Hive: A Multi-Agent Infrastructure for Algorithm- and Task-Level Scaling

arXiv cs.AI / 4/21/2026

📰 NewsDeveloper Stack & InfrastructureModels & Research

Key Points

  • The paper argues that while LLM scaling has focused on model- and system-level improvements, algorithm-level (extra inference-time compute) and task-level (multi-agent decomposition and delegation) scaling are still underexplored.
  • It introduces Hive, a multi-agent infrastructure with a description frontend to capture per-agent behavior and enable test-time scaling algorithms.
  • Hive’s backend includes Logits Cache to reuse intermediate logits across redundant sampling branches, reducing cross-path redundancy and improving resampling speed.
  • It also includes Agent-Aware Scheduling to allocate compute and KV-cache resources based on each agent’s contribution, improving task-level parallel efficiency.
  • Experiments report 1.11×–1.76× speedups for re-sampling with Logits Cache and a 33%–51% reduction in hotspot miss rate with Agent-Aware Scheduling.

Abstract

Large language models are increasingly deployed as complex agentic systems that scale with task complexity.
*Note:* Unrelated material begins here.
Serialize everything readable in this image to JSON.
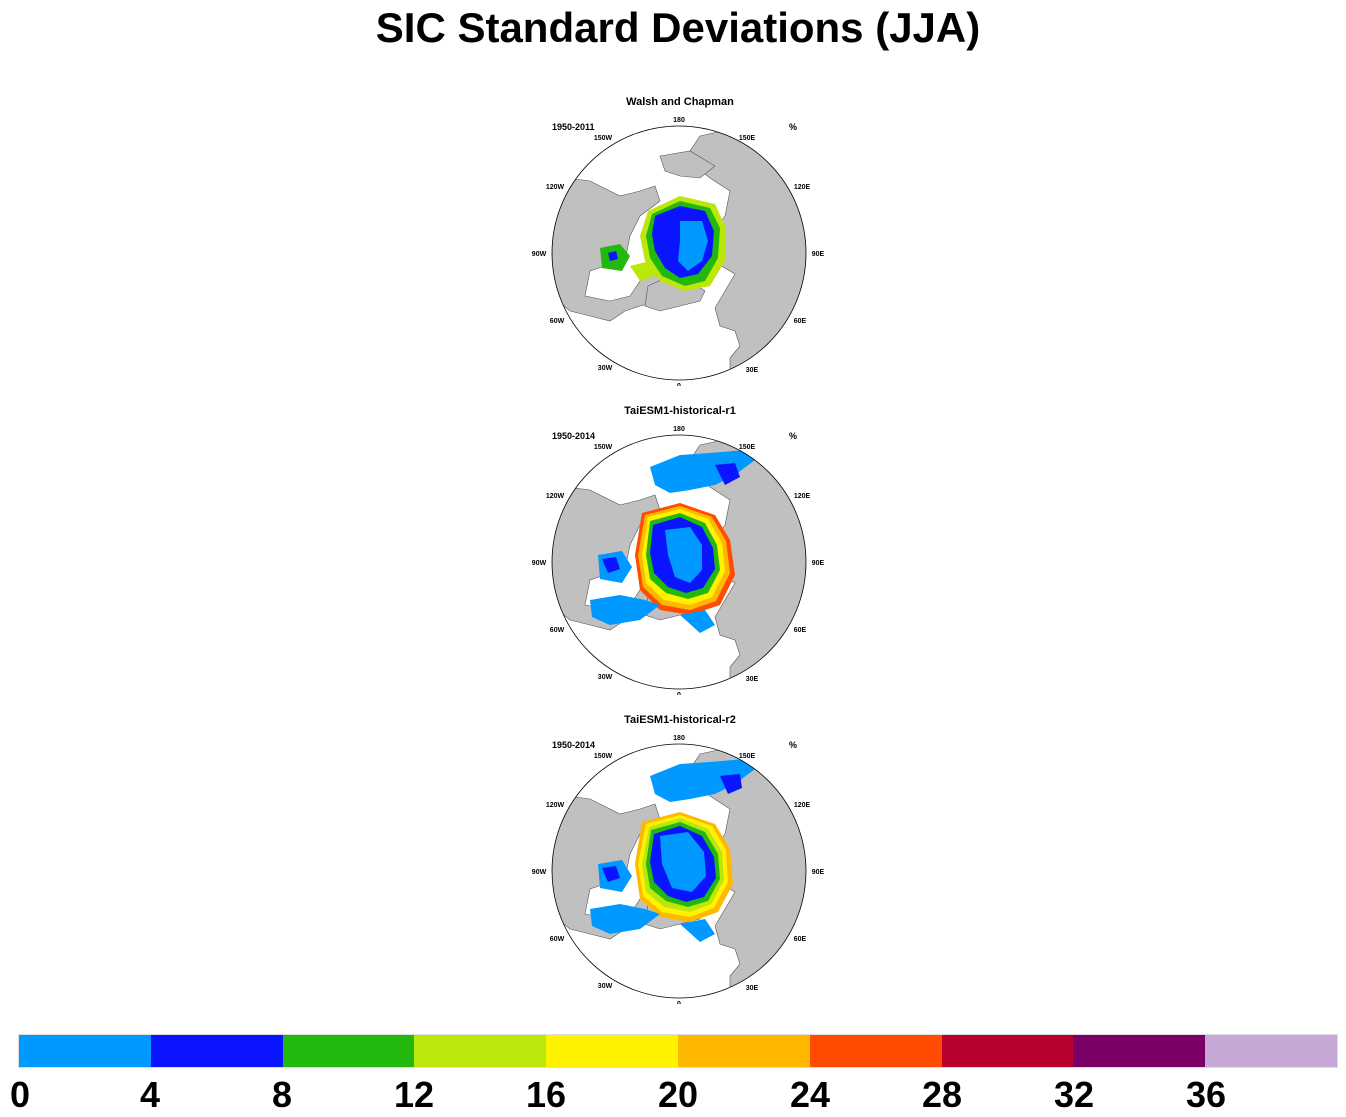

While prior work has extensively explored model- and system-level scaling, algorithm- and task-level scaling remain largely unaddressed, constraining the full potential of agentic systems. At the algorithm level, allocating additional inference-time computation can enhance workflow capacity but introduces cross-path redundancy: overlapping computations across multiple reasoning branches. At the task level, complex tasks can be decomposed into subproblems and delegated across multiple agents for improved scalability and parallelism. However, existing infrastructures' scheduling is unaware of the existence of multiple agents, missing opportunities to optimize resource allocation. We propose Hive, a multi-agent infrastructure that enables algorithm- and task-level scaling. Hive features a description frontend that captures per-agent behavior and supports test-time scaling algorithms. Leveraging this specification, our backend introduces two key mechanisms: Logits Cache that reuses intermediate logits across redundant sampling paths to mitigate cross-path redundancy at the algorithm level, and Agent-Aware Scheduling that efficiently allocates compute and KV-cache resources according to agent contributions at the task level. Experiments show that Logits Cache achieves an average speedup of 1.11\times-1.76\times for re-sampling, and Agent-Aware Scheduling reduces the hotspot miss rate by 33\%-51\%.